A short train journey from central Kyoto, the Fushimi Inari Shrine is one of Japan’s best known and most venerated shrines. With its thousands of vermillion coloured torii gates, its impact is both immediate and lasting – particularly for those who allow themselves to be drawn through the gates to explore further.
Torii gates mark the entrance to Japanese shrines and there are many impressive torii gates throughout Japan. However, nowhere else does one find so many torii in one place. Each of the Fushimi Inari gates has been donated by a company or an individual seeking good fortune from Inari – the god of rice.

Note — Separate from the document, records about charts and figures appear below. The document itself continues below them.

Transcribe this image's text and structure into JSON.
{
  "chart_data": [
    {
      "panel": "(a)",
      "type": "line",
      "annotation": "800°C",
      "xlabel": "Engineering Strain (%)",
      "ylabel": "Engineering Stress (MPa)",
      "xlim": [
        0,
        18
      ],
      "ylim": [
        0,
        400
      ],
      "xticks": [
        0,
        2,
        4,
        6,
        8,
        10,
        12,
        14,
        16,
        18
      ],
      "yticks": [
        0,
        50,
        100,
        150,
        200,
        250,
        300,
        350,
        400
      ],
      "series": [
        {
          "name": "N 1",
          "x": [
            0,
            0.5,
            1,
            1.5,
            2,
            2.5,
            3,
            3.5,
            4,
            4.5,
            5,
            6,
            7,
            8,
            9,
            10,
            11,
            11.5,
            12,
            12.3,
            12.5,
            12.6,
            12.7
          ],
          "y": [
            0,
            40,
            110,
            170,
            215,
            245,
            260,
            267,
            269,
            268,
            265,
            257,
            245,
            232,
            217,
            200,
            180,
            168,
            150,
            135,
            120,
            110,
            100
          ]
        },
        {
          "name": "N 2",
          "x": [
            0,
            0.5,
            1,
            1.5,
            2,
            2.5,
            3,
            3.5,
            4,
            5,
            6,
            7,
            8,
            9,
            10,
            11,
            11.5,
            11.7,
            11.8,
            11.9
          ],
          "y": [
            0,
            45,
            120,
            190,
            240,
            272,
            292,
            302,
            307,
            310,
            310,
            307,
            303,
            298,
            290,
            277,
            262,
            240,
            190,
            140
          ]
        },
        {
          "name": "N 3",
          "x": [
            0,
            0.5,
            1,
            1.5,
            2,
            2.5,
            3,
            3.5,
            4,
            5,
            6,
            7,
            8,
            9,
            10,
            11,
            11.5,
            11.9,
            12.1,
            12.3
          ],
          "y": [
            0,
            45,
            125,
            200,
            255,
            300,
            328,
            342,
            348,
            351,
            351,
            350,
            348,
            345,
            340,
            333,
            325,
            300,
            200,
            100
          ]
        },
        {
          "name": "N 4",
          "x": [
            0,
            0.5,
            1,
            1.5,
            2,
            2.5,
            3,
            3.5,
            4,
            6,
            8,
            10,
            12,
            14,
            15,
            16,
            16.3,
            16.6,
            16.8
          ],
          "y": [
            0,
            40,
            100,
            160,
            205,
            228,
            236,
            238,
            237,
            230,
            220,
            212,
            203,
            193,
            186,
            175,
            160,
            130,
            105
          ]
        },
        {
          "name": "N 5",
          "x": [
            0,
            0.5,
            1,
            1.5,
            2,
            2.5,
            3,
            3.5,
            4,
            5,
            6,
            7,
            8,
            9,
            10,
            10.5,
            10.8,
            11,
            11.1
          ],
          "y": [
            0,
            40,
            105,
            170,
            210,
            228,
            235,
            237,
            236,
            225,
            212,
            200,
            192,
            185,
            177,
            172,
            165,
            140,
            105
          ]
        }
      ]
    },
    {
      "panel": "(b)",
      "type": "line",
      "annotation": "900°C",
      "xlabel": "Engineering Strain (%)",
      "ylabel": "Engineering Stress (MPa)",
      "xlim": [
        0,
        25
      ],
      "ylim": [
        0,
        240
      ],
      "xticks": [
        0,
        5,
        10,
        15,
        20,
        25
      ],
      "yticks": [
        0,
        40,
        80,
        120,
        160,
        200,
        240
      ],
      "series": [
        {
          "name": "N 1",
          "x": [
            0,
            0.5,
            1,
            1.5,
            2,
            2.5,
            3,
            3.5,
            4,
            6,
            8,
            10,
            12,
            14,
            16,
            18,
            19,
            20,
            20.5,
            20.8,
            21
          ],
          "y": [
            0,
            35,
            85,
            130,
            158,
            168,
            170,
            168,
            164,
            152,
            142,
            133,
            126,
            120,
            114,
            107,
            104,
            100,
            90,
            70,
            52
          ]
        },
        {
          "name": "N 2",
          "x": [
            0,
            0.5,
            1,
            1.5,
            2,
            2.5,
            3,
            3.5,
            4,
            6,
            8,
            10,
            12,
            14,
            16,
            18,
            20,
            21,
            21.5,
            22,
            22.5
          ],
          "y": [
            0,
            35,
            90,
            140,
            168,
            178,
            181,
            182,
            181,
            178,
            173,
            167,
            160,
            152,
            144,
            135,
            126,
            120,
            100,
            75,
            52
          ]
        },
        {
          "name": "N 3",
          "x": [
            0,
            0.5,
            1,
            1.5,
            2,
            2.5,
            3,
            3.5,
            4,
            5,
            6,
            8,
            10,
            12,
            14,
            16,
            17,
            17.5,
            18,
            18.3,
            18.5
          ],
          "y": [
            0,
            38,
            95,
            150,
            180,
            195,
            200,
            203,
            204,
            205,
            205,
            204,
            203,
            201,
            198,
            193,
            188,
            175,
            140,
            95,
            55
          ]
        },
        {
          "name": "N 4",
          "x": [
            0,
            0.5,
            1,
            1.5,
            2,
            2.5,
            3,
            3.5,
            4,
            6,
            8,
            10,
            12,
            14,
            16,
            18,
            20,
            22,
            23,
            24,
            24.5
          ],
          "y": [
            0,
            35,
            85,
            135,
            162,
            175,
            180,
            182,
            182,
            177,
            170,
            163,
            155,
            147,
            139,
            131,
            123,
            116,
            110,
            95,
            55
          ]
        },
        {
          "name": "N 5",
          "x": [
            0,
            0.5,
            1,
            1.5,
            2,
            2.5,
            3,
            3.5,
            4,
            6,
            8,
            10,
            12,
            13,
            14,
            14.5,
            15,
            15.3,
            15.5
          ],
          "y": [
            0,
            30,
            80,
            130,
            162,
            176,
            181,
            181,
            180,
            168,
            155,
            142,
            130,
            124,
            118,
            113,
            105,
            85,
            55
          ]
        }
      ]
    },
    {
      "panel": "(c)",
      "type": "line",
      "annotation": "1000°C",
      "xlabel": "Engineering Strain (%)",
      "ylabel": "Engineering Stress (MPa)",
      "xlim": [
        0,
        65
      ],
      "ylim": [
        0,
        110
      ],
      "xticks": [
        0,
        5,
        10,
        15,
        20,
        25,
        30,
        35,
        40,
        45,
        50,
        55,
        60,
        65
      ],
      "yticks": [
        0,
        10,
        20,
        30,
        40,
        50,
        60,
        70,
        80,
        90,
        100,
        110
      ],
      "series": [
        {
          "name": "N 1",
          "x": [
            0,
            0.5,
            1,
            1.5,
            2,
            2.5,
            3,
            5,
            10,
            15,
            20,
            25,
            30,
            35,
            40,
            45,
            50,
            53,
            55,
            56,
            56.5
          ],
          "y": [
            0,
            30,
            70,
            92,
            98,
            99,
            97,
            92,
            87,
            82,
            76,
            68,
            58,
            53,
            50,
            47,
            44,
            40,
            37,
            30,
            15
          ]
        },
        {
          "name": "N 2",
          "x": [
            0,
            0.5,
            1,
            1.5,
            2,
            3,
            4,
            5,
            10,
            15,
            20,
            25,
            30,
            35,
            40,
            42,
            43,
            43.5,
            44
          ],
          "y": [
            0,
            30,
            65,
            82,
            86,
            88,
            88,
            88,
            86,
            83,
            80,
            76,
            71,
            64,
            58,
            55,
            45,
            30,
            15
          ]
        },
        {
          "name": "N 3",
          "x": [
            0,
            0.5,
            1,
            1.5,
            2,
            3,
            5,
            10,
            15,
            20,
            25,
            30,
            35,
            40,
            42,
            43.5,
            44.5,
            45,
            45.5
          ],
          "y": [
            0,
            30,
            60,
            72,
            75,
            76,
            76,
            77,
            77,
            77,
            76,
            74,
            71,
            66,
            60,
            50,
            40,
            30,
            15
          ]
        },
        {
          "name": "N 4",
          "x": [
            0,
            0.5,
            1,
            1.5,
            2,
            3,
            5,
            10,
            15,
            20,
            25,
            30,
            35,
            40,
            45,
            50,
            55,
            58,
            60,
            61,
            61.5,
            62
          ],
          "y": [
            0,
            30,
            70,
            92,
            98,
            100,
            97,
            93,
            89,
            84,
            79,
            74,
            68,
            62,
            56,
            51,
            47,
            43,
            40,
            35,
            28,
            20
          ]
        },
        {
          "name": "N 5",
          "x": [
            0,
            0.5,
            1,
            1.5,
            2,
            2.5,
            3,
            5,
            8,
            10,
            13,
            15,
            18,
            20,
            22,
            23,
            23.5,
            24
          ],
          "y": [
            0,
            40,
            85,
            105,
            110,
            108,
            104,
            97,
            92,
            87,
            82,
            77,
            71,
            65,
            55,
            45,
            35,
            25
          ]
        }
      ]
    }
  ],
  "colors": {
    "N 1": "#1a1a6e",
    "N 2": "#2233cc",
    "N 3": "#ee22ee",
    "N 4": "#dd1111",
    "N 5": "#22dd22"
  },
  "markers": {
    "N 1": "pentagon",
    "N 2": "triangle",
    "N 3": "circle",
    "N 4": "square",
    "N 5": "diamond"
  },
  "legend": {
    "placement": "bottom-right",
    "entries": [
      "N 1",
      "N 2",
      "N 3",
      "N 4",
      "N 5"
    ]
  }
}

With trails leading up and around a low mountain offering wonderful views over Kyoto, a visit to Fushimi Inari can involve a lot of walking. I found the various trails to be irresistible, which led to my becoming lost at one point and ending up outside the shrine area. However, after teaming-up with some Mexican travelers who were similarly lost, together we found our way back. In fact, getting lost must be easy as several Japanese people asked us for directions. One presumes they were visiting from elsewhere in Japan.
Readers who remember the movie Memoirs of a Geisha may also remember the scene of the young Sayuri running between Fushimi Inari’s torii gates dreaming of her future life as a geisha. Perhaps the scene had a healthy dose of poetic licence, but it nevertheless shows the ability of the location to inspire.